Last fall my eleven year-old daughter Thúy got the idea to solicit favorite recipes from family members and collect them into a family cookbook that she would gift at Christmas. She’s always been interested in cooking, and has great appreciation for the variety of food that she’s eaten throughout her young life from all over: Vietnam, France, Texas, Illinois and a random selection of cuisine enthusiasms that we’ve picked up as New Yorkers.
I was struck by the wide-eyed curiosity of the idea, and quickly offered to help her turn it into reality. Partly this was because I’m always eager to encourage her enterprising spirit, but I also saw the chance to put my design skills to use making something concrete and relevant to my family—and to Thúy, particularly.
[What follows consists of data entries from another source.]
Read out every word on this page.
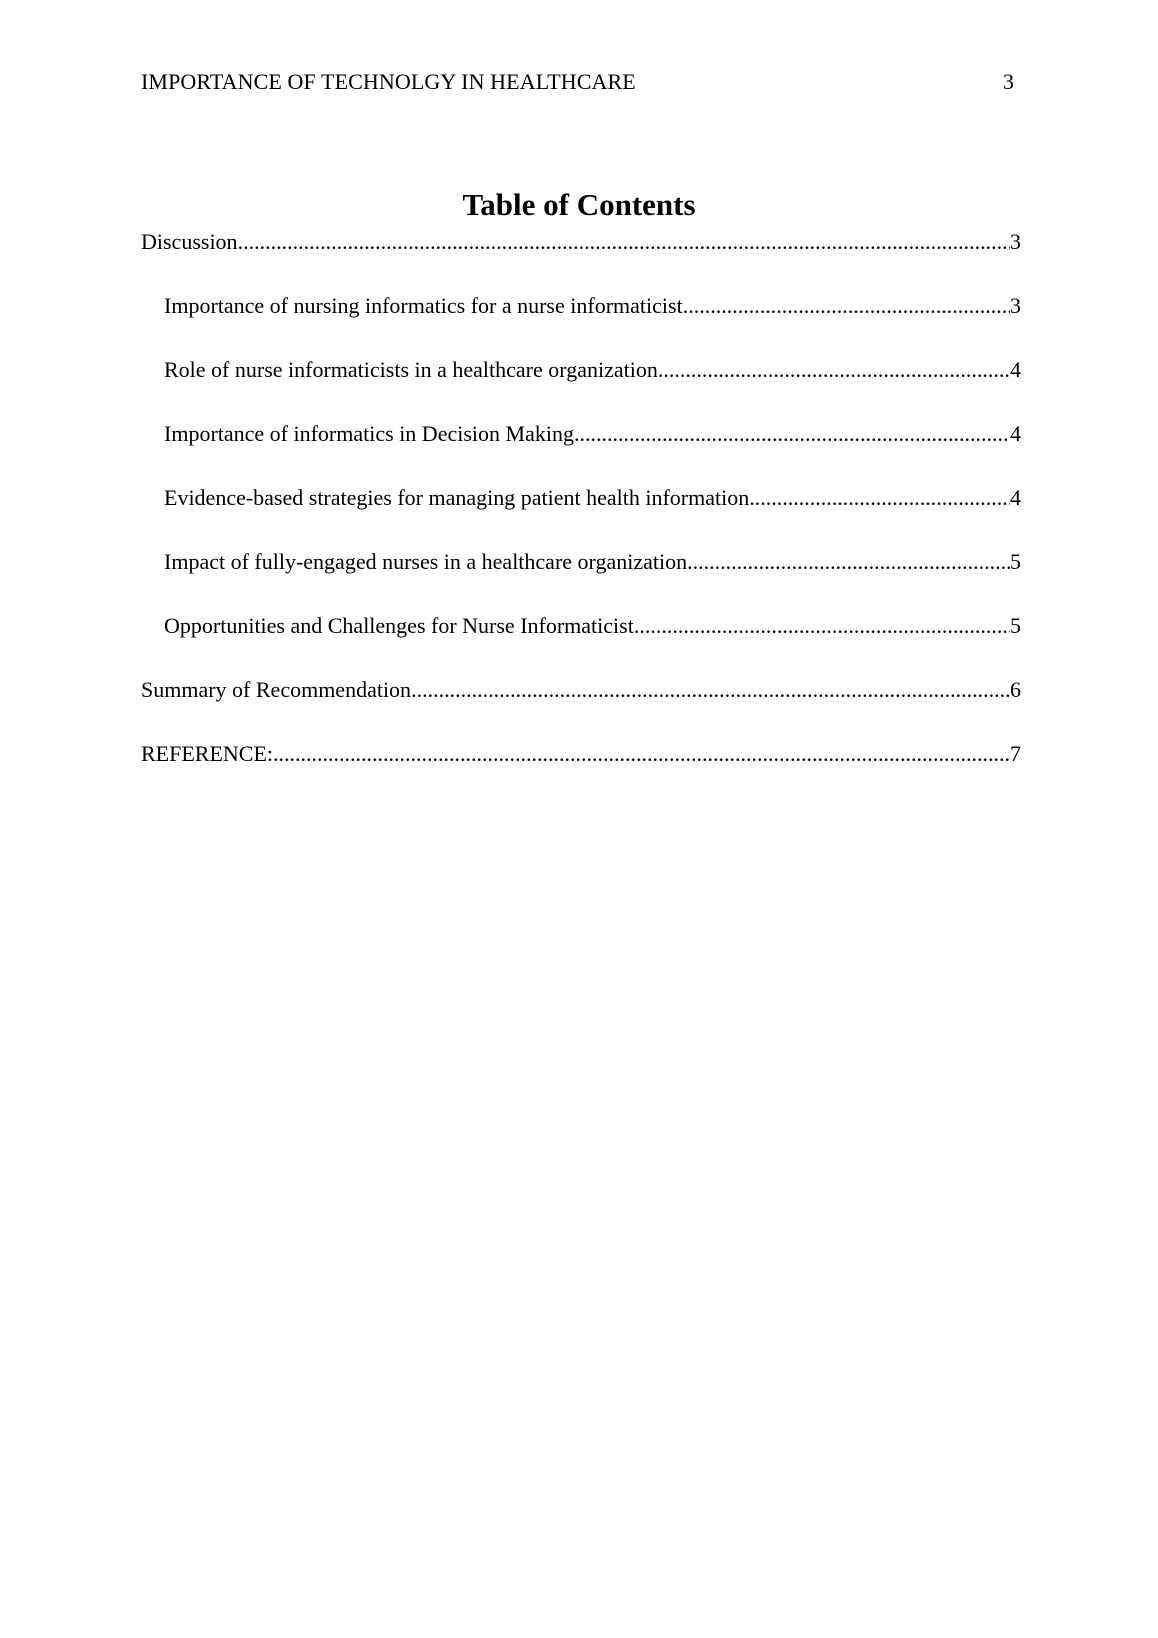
IMPORTANCE OF TECHNOLGY IN HEALTHCARE	3
Table of Contents
Discussion .....	3
Importance of nursing informatics for a nurse informaticist .....	3
Role of nurse informaticists in a healthcare organization .....	4
Importance of informatics in Decision Making .....	4
Evidence-based strategies for managing patient health information .....	4
Impact of fully-engaged nurses in a healthcare organization .....	5
Opportunities and Challenges for Nurse Informaticist .....	5
Summary of Recommendation .....	6
REFERENCE: .....	7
Once she had all of the recipes collected and the copy ready (with invaluable editorial assistance from my wife), Thúy and I sat down with InDesign and basically designed it together. I handled the mechanical work of typesetting and layout, but she selected the various typefaces and effectively art directed the look and feel of the thing. Along the way I showed her the fundamentals of book design: chapter headers and sub-headers, page folios and how to make a table of contents. It was a blast talking about these fairly esoteric topics with my eleven year-old daughter and to have it come alive for her, demystifying the act of what it takes to create a “real” book.
For the cover, Thúy used a black Sharpie marker to draw a host of foods, ingredients and kitchen utensils on paper. We scanned those into Illustrator, converted them to paths, added color and then composed them together with the display type. The design is, stylistically, probably something that I never would have arrived at on my own. But I do adore it and of course it was a joy to discover the composition with her, as collaborators.
From the start, the whole book was designed to match the standard printing sizes over at Lulu, where you can print on-demand for relatively cheap. Our book was 6 x 9-inches, twenty-eight pages in length, with black and white interiors and a color hardcover with a matte finish. The printing cost for each came to about US$9 each. That’s a very reasonable price point for Christmas gifts, but Lulu was so inundated for the holidays that we had to pay for express shipping in order to get the copies out in time, raising the per unit cost to just under $15. Lesson learned for next year, when we plan to update the cookbook with new recipes and possibly color photos.
The whole project was well worth the effort and cost though, not just for the obvious sentimental value to our family, but also for the experience of having created an utterly unique gift that, well, you can’t order on Amazon. But for me it was even more meaningful because it allowed me to do what I love with someone I love. When we got the book in the mail from Lulu and held it in our hands, that was a good day to be a designer.